Şiir geldi kelimeye dayandı. Kelime geldi emojiye dayandı. Hiyerogliflere gidelim. Eski Mısır’da insanlar duvarlara resimler çizerek iletişim kuruyorlardı. Hatta o resimleri bilim ve sanat dili olarak da kullanıyorlardı.
Şimdiki emojilerle neler yapabiliyoruz? Medeniyet çok mu ilerledi?
Aslında medeniyet çok ilerledi. Onu göremiyoruz artık.
İletişim hızlandı ama hızla da uzaklaştı aramızdan.
Sosyal medyada 24 saatini takip ettiğimiz insanları ziyaret etme gereği duymuyoruz artık. Neden ziyaret edelim ki? Ona soracak, ondan öğrenecek bir şeyimiz yok artık. Zaten bütün hayatını gözümüzün önünde yaşıyor. Nereye gidiyor, neler yiyor, neler yaşıyor her şeyini takip edebiliyoruz. Dolayısıyla hep onunla birlikteymişiz gibi bir duygu oluşuyor bizde.
Yıllardır görmediğim bir arkadaşımı, hasbelkader yolda görsem, hiç şaşırmayıp, selamlayıp geçeceğim gibi geliyor bana. Çünkü ona soracak bir şeyim yok. Size de öyle olmuyor mu?
Gerçekliği çoktan kaybettik. Duygularımız ne alemde?

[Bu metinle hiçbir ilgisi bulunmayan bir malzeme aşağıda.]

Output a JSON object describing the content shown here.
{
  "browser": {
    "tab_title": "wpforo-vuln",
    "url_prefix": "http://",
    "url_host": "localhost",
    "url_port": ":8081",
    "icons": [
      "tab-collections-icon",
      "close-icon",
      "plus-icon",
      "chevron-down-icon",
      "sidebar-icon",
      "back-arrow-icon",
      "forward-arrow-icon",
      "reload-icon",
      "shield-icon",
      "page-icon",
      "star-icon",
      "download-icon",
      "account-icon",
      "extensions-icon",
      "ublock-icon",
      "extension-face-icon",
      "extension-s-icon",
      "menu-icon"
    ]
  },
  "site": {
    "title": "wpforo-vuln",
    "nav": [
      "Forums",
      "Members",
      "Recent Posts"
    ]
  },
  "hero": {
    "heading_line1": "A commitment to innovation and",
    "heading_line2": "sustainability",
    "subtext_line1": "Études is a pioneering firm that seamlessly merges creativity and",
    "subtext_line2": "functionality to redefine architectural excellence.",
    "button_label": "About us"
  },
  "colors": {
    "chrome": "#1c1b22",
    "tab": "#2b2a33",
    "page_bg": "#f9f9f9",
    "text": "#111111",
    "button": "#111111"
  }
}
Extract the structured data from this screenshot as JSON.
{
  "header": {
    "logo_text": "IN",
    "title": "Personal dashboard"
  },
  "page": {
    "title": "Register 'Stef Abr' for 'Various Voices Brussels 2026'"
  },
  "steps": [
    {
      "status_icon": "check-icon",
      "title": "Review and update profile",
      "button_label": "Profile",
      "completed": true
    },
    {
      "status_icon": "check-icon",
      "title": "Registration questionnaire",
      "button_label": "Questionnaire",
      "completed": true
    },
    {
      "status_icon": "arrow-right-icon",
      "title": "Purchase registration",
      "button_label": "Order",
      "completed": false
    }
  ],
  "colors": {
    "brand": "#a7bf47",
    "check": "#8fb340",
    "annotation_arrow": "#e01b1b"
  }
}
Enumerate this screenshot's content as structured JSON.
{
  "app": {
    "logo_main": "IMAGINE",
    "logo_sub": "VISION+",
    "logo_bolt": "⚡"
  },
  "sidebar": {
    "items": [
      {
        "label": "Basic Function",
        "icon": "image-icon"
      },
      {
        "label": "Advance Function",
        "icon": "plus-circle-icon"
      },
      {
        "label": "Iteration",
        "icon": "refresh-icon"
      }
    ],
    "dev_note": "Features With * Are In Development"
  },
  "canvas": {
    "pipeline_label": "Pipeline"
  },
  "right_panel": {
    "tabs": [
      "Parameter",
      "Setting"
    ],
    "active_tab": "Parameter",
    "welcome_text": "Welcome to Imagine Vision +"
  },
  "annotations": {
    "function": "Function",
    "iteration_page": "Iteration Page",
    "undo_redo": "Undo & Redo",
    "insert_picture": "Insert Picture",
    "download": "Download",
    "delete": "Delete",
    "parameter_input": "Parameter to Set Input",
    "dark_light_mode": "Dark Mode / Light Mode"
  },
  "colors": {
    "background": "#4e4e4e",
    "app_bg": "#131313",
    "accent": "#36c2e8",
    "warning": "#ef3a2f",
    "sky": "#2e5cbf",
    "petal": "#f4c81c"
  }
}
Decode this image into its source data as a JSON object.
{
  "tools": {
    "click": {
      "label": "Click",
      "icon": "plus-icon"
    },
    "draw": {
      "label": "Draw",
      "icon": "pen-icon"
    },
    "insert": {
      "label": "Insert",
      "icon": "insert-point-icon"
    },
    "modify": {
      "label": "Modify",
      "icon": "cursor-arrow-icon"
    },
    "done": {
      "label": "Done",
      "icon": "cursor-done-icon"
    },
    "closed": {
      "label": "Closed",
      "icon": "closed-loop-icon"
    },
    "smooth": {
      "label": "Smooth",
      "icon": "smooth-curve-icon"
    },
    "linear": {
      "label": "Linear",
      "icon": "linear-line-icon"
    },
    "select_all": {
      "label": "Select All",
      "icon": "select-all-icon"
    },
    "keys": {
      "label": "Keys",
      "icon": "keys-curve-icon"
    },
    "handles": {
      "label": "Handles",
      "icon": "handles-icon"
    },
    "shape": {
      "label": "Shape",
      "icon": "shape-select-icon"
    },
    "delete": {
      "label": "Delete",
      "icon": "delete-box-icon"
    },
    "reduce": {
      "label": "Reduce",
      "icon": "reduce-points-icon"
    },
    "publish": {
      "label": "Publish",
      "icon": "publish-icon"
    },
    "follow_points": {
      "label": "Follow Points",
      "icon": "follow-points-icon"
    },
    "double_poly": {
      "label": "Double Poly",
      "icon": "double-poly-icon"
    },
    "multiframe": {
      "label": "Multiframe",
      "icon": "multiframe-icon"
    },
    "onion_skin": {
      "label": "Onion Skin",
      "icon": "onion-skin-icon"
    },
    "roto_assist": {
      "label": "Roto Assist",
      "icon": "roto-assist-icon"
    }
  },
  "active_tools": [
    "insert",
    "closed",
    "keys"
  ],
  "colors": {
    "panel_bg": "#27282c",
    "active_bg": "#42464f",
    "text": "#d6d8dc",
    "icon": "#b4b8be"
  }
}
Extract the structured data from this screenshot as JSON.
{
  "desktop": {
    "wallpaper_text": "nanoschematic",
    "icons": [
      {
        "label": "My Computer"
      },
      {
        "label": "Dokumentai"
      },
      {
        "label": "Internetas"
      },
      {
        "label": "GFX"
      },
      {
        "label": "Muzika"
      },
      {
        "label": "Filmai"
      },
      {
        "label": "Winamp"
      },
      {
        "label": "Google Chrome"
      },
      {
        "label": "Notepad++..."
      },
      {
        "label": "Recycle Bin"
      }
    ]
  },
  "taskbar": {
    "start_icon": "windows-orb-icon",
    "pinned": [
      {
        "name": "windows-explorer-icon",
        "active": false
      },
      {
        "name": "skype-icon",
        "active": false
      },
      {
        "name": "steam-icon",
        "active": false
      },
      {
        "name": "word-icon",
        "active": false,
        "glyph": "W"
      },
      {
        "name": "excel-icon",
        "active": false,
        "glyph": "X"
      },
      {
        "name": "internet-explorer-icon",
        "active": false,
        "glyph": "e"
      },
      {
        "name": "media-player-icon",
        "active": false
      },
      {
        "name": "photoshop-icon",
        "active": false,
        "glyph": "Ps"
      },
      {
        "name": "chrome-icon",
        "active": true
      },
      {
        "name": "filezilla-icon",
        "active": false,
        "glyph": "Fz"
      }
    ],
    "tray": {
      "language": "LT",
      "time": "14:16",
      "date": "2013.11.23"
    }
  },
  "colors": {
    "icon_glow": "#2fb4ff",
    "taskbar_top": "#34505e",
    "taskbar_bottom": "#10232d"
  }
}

Emojiler ifade edebiliyor mu hislerimizi? Ahmet çok mutlu hissediyor. Ahmet’in mutluluğu beni de mutlu ediyor mu artık? Zeynep üzgün hissediyormuş kendini. Zeynep omzunu yaslayacak bir arkadaş bulabiliyor mu? Bulabilseydi Zeynep kendini mutsuz hisseder miydi? Bir omuz emojisi bulsa rahatlar mıydı ona yaslanıp?
Daha vahim sorunlarımız, sorularımız var aslında.
Arakan‘a gidemiyoruz. Peki Arakan için yaşadığımız kahrı ifade eden bir emojimiz var mı?
Gazze‘de, Suriye’de öldürülen çocuklar için ciğerimiz parçalanıyor. Ciğerimizin parçalandığını gösterebilecek bir emoji bulunabilir mi?
Kudüs‘te ezanlar sustu. Öfkemizi hangi emojiye sığdıralım?
Eyleme geçemiyoruz. Hislerimizi gösterebilelim en azından.
Ne abarttın arkadaş diyen varsa, uygun bir emoji göndersin de bakalım.